Purification of estrogen receptors from MCF-7 human breast cancer cells.

We have partially purified human estrogen receptor from MCF-7 breast cancer cells in order to further characterize the chemical and biological properties of the receptor and to prepare specific receptor antibodies for radioimmunoassay. The estrogen receptor from MCF-7 cell cytosol was purified 1,166-fold (27% recovery) over starting cytosol by combining ammonium sulfate precipitation, affinity chromatography, and Sephadex G-100 gel filtration. The affinity resin consisted of estrone 17-(O-carboxymethyl)oxime:bovine serum albumin: Sepharose 4B. Under high salt conditions, the molecular weight of the purified receptor is 50,000 and is identical to that obtained on chromatography of crude cytosol. Sucrose density gradient centrifugation also revealed the purified receptor sedimenting at the same position as the crude cytosol receptor. The following methods to purify crude cytosol estrogen receptors are much less effective. (a) With DNA-cellulose chromatography, KCl elution revealed peaks at 0.04 M KCl (11-fold purification) and 0.22 M KCl (12.5-fold purification).
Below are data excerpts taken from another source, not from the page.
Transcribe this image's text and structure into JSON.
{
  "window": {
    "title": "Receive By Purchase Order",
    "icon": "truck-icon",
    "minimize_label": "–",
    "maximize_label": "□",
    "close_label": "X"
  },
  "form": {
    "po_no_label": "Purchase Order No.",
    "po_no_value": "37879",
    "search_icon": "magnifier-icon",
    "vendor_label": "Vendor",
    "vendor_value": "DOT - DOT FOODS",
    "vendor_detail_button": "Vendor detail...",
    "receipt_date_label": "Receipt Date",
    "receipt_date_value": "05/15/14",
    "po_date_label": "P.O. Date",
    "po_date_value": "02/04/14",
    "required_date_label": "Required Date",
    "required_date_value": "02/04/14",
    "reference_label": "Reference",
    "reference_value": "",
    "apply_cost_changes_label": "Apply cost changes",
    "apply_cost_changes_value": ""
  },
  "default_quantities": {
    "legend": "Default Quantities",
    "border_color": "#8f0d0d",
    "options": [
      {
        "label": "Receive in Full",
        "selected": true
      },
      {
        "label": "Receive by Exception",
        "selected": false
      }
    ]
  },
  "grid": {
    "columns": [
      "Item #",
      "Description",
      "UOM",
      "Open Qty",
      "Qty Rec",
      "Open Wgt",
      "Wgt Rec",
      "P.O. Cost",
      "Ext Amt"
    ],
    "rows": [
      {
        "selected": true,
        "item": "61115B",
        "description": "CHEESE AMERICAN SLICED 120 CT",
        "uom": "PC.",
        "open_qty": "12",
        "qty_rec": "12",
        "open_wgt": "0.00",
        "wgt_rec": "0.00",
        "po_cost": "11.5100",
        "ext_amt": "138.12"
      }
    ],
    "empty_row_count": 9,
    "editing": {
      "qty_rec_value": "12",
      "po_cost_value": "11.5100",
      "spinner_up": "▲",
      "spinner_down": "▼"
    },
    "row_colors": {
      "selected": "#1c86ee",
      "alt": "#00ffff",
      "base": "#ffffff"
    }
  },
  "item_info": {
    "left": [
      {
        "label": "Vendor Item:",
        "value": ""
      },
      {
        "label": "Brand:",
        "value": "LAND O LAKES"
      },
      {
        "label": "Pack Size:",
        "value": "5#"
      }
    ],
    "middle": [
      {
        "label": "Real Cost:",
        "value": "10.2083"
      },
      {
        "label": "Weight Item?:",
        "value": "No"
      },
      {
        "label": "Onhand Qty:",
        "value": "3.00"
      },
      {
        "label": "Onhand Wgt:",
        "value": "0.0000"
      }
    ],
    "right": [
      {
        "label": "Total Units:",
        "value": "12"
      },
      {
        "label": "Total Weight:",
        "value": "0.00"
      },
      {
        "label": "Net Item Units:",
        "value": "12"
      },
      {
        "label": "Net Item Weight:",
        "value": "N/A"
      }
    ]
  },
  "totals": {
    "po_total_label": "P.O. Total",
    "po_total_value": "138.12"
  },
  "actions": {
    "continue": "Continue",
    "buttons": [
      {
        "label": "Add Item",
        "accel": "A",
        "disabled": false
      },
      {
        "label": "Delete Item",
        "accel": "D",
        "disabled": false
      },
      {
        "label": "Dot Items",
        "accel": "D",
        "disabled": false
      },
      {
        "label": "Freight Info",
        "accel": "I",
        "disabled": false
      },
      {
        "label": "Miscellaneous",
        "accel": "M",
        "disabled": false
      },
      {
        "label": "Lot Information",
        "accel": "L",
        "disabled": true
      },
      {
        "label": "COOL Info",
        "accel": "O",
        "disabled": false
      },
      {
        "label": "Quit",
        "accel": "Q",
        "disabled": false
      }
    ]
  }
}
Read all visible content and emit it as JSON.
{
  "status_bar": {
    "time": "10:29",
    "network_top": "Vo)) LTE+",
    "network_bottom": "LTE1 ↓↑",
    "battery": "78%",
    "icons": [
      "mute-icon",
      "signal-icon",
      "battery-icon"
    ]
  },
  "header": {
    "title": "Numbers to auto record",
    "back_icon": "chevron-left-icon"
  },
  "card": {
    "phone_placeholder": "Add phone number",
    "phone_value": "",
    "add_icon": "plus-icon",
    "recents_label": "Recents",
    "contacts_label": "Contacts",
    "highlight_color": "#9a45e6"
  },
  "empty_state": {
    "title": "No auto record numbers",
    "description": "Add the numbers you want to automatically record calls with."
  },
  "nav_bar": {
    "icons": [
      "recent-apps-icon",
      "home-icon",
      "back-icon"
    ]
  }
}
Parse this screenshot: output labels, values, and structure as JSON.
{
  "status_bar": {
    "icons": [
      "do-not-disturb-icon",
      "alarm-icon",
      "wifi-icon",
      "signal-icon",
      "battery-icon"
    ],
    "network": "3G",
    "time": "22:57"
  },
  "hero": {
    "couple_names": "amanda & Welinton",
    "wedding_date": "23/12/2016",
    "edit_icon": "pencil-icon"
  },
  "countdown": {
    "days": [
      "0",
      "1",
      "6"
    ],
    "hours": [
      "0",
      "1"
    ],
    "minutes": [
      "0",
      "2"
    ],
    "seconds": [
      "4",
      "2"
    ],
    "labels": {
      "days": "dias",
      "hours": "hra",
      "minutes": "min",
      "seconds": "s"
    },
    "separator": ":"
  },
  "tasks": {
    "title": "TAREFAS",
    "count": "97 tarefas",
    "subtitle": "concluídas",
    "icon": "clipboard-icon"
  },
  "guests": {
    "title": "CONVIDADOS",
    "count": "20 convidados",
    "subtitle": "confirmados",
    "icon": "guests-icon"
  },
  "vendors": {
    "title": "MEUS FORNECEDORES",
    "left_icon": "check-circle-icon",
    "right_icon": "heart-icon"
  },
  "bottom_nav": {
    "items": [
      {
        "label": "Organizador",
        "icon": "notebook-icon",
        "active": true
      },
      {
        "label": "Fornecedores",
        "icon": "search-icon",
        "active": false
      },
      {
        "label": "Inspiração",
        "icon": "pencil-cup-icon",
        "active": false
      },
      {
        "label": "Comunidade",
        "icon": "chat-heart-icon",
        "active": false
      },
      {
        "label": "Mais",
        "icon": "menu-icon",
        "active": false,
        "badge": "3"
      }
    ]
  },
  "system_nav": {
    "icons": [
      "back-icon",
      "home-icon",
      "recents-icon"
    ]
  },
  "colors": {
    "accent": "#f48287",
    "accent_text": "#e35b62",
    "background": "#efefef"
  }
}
This could not be combined sequentially with affinity chromatography because high salt conditions were required for affinity elution, and removal of salt by dialysis caused the receptor to adhere to the tubing. (b) With hydroxylapatite chromatography, phosphate elution revealed peaks at 0.12 M phosphate (1.1-fold purification) and 0.175 M phosphate (1.1-fold purification). (c) With phosphocellulose chromatography, KCl elution revealed only one peak at 0.18 M KCl (1.6-fold purification). (d) With diethylaminoethyl cellulose chromatography, KCl elution revealed 4 peaks at 0.025 M (1-fold purification), 0.12 M (1.27-fold purification), 0.14 M (1.28-fold purification), and 0.2 M (0.36-fold purification).